The N-terminal domain of Type IV-A1 CRISPR-associated DinG is vulnerable to proteolysis.

CasDinG is an ATP-dependent 5'-3' DNA helicase essential for bacterial Type IV-A1 CRISPR associated immunity. CasDinG contains an essential N-terminal domain predicted to bind DNA. To better understand the role of the N-terminal domain, we attempted to co-crystallize CasDinG with DNA substrates. We successfully crystallized CasDinG in a tightly packed, crystal conformation with previously unobserved unit cell dimensions. However, the structure lacked electron density for a bound DNA substrate and the CasDinG N-terminal domain. Additionally, the tight crystal packing disallowed space for the N-terminal domain, indicating that the N-terminal domain was proteolyzed before crystallization. Follow up experiments revealed that the N-terminal domain of CasDinG is proteolyzed after a few days at room temperature, but is protected from proteolysis at 4°C. These data provide a distinct x-ray crystal structure of CasDinG and indicate the essential N-terminal domain of CasDinG is prone to proteolysis.

Cas12a2 elicits abortive infection through RNA-triggered destruction of dsDNA.

Bacterial abortive-infection systems limit the spread of foreign invaders by shutting down or killing infected cells before the invaders can replicate1,2. Several RNA-targeting CRISPR-Cas systems (that is, types III and VI) cause abortive-infection phenotypes by activating indiscriminate nucleases3-5. However, a CRISPR-mediated abortive mechanism that leverages indiscriminate DNase activity of an RNA-guided single-effector nuclease has yet to be observed. Here we report that RNA targeting by the type V single-effector nuclease Cas12a2 drives abortive infection through non-specific cleavage of double-stranded DNA (dsDNA). After recognizing an RNA target with an activating protospacer-flanking sequence, Cas12a2 efficiently degrades single-stranded RNA (ssRNA), single-stranded DNA (ssDNA) and dsDNA. Within cells, the activation of Cas12a2 induces an SOS DNA-damage response and impairs growth, preventing the dissemination of the invader. Finally, we harnessed the collateral activity of Cas12a2 for direct RNA detection, demonstrating that Cas12a2 can be repurposed as an RNA-guided RNA-targeting tool. These findings expand the known defensive abilities of CRISPR-Cas systems and create additional opportunities for CRISPR technologies.

RNA targeting unleashes indiscriminate nuclease activity of CRISPR-Cas12a2.

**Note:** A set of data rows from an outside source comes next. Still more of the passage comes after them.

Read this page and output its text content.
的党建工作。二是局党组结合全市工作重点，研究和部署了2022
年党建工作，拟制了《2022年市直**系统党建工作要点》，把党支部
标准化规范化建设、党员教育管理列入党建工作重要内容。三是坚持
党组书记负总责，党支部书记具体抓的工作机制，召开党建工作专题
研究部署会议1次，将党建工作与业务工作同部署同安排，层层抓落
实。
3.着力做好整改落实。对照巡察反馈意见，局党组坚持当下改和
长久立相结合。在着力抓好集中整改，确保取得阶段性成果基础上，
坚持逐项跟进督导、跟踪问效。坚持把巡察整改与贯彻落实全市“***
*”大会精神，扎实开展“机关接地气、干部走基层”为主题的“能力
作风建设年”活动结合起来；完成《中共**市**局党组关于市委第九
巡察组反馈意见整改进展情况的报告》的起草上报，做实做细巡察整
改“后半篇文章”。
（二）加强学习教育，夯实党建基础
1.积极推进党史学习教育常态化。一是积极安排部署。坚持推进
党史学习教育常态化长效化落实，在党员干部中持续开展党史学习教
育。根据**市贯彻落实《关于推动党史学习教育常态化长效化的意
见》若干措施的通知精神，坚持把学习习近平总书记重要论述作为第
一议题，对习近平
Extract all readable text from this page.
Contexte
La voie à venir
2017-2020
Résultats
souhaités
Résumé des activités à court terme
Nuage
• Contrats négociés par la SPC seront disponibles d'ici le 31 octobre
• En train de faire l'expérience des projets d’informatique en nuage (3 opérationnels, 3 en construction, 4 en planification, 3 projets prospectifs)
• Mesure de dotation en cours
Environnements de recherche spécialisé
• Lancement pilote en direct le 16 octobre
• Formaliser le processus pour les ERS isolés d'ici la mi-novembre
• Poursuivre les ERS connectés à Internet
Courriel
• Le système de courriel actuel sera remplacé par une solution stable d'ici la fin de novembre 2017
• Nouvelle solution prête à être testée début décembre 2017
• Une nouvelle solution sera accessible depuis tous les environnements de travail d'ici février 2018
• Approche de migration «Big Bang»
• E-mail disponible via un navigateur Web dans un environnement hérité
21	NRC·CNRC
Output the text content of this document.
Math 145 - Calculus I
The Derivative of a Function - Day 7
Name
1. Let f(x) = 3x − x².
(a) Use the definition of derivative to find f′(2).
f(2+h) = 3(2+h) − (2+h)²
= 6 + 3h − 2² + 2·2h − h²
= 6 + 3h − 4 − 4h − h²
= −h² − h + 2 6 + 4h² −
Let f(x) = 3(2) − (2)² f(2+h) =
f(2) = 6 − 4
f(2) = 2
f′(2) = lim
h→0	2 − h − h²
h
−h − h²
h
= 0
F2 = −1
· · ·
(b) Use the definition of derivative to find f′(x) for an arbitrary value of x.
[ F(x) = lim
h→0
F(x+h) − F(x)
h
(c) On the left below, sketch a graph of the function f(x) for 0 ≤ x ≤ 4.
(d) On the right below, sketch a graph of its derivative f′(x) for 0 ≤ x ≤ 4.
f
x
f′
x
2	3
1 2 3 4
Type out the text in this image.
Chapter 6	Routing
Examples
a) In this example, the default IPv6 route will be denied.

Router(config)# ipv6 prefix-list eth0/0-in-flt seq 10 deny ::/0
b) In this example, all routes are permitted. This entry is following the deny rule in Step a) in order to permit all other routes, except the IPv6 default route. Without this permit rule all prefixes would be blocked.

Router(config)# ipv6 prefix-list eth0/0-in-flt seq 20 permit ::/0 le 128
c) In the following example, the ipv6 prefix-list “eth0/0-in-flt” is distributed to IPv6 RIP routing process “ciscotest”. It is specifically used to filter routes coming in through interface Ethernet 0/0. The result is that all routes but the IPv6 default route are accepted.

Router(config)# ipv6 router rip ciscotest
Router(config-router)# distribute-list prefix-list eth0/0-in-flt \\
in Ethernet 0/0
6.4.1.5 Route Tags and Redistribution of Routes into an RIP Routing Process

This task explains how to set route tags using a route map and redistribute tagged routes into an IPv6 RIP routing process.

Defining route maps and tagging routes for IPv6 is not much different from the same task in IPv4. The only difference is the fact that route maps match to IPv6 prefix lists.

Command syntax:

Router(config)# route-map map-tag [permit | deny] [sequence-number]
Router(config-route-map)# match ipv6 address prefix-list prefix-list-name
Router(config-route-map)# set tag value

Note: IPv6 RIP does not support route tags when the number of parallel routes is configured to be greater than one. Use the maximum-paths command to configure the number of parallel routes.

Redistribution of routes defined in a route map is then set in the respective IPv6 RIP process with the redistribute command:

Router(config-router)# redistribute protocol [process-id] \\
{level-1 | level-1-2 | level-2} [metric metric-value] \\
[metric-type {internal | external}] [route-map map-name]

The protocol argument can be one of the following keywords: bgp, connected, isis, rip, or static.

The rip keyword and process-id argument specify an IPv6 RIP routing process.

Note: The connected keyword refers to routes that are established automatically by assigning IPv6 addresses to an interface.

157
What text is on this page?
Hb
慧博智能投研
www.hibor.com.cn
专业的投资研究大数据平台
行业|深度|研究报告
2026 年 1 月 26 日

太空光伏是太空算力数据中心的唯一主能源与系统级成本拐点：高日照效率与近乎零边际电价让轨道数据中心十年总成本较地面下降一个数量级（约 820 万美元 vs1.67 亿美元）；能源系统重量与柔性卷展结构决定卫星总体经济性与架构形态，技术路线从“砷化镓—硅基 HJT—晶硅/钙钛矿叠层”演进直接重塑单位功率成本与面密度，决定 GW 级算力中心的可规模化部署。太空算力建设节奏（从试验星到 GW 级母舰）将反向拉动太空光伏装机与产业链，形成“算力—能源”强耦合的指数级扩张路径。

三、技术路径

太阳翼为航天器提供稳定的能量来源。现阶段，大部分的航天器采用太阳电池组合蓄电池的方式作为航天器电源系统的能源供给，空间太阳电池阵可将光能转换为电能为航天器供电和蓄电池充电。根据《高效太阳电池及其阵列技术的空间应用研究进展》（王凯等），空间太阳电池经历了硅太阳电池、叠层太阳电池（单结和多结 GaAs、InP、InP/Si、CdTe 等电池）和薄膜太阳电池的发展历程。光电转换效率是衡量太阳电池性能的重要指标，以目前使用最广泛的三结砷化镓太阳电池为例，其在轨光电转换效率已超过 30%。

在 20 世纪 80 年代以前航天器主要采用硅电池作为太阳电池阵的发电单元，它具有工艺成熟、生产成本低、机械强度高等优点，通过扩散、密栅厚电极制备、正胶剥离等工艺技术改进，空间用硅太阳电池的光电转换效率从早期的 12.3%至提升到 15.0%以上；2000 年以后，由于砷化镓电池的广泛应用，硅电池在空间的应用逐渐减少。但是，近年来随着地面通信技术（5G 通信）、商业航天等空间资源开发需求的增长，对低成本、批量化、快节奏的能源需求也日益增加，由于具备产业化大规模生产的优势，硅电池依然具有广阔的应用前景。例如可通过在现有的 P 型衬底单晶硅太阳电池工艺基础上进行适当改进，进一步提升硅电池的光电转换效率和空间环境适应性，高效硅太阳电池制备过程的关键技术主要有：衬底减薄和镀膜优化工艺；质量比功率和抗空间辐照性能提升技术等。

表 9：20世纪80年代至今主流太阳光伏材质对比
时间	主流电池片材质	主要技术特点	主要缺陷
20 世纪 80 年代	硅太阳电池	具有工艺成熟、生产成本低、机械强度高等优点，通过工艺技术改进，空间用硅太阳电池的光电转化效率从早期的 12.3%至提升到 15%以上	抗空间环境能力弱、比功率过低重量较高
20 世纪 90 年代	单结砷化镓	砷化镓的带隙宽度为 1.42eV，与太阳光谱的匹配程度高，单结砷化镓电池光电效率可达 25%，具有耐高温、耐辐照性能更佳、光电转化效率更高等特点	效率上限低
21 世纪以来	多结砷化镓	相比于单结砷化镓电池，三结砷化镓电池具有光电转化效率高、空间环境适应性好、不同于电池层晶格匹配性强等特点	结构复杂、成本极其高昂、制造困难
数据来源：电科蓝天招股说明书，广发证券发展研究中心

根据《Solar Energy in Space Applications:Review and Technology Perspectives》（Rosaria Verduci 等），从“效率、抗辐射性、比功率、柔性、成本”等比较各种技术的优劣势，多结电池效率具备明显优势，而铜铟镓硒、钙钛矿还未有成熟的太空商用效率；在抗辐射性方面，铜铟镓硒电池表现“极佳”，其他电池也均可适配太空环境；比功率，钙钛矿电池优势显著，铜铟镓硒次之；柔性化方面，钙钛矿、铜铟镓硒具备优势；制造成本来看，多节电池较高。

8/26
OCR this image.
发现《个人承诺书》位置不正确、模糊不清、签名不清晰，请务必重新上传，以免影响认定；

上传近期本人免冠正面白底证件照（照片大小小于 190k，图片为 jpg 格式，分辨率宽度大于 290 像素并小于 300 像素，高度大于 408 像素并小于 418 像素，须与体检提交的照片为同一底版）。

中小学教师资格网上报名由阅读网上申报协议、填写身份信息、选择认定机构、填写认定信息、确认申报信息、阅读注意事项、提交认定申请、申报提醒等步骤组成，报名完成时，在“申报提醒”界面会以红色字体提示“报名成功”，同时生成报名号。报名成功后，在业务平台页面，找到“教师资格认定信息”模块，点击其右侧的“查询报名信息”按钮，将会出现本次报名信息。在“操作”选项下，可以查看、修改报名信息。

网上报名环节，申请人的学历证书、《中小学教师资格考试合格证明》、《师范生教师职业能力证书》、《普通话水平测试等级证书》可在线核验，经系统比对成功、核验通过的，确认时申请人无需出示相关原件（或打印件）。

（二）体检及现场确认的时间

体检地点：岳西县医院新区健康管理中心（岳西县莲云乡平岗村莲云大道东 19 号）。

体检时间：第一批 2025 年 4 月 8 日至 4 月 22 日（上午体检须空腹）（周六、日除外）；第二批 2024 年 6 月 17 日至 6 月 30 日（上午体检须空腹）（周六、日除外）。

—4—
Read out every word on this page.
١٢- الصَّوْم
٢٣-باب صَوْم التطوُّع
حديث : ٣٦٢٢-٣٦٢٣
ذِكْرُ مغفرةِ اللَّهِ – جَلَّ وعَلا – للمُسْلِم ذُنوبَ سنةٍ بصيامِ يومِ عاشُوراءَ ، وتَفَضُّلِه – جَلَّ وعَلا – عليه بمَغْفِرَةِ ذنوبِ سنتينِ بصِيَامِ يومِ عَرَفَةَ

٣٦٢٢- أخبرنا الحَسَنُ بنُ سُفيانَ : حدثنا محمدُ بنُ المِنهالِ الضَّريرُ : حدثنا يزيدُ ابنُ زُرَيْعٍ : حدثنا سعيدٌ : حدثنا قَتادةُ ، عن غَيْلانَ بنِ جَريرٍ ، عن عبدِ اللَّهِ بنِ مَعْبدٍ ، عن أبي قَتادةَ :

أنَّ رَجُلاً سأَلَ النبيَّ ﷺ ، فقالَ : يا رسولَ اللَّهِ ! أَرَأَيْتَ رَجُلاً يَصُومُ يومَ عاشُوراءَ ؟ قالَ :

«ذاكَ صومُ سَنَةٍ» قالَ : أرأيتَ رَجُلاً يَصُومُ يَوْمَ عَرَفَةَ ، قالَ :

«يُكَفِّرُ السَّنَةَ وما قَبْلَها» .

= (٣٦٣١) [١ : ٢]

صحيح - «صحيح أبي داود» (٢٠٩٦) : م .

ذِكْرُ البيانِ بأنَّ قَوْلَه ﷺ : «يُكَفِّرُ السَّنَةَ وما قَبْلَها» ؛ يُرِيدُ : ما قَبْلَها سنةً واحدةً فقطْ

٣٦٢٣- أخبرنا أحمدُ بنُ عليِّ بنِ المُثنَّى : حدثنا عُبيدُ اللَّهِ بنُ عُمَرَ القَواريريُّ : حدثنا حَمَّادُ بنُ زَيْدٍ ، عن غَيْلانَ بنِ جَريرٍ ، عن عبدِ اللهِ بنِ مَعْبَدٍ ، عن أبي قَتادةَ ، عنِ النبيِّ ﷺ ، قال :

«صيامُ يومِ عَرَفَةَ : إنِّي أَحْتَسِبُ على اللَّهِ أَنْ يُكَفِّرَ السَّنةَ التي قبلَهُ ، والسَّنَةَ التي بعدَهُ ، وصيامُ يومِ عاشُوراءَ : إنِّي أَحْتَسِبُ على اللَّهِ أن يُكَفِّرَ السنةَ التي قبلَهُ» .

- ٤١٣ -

Cas12a2 is a CRISPR-associated nuclease that performs RNA-guided, sequence-nonspecific degradation of single-stranded RNA, single-stranded DNA and double-stranded DNA following recognition of a complementary RNA target, culminating in abortive infection1. Here we report structures of Cas12a2 in binary, ternary and quaternary complexes to reveal a complete activation pathway. Our structures reveal that Cas12a2 is autoinhibited until binding a cognate RNA target, which exposes the RuvC active site within a large, positively charged cleft. Double-stranded DNA substrates are captured through duplex distortion and local melting, stabilized by pairs of 'aromatic clamp' residues that are crucial for double-stranded DNA degradation and in vivo immune system function. Our work provides a structural basis for this mechanism of abortive infection to achieve population-level immunity, which can be leveraged to create rational mutants that degrade a spectrum of collateral substrates.

Positioning Diverse Type IV Structures and Functions Within Class 1 CRISPR-Cas Systems.

Type IV CRISPR systems encode CRISPR associated (Cas)-like proteins that combine with small RNAs to form multi-subunit ribonucleoprotein complexes. However, the lack of Cas nucleases, integrases, and other genetic features commonly observed in most CRISPR systems has made it difficult to predict type IV mechanisms of action and biological function. Here we summarize recent bioinformatic and experimental advancements that collectively provide the first glimpses into the function of specific type IV subtypes. We also provide a bioinformatic and structural analysis of type IV-specific proteins within the context of multi-subunit (class 1) CRISPR systems, informing future studies aimed at elucidating the function of these cryptic systems.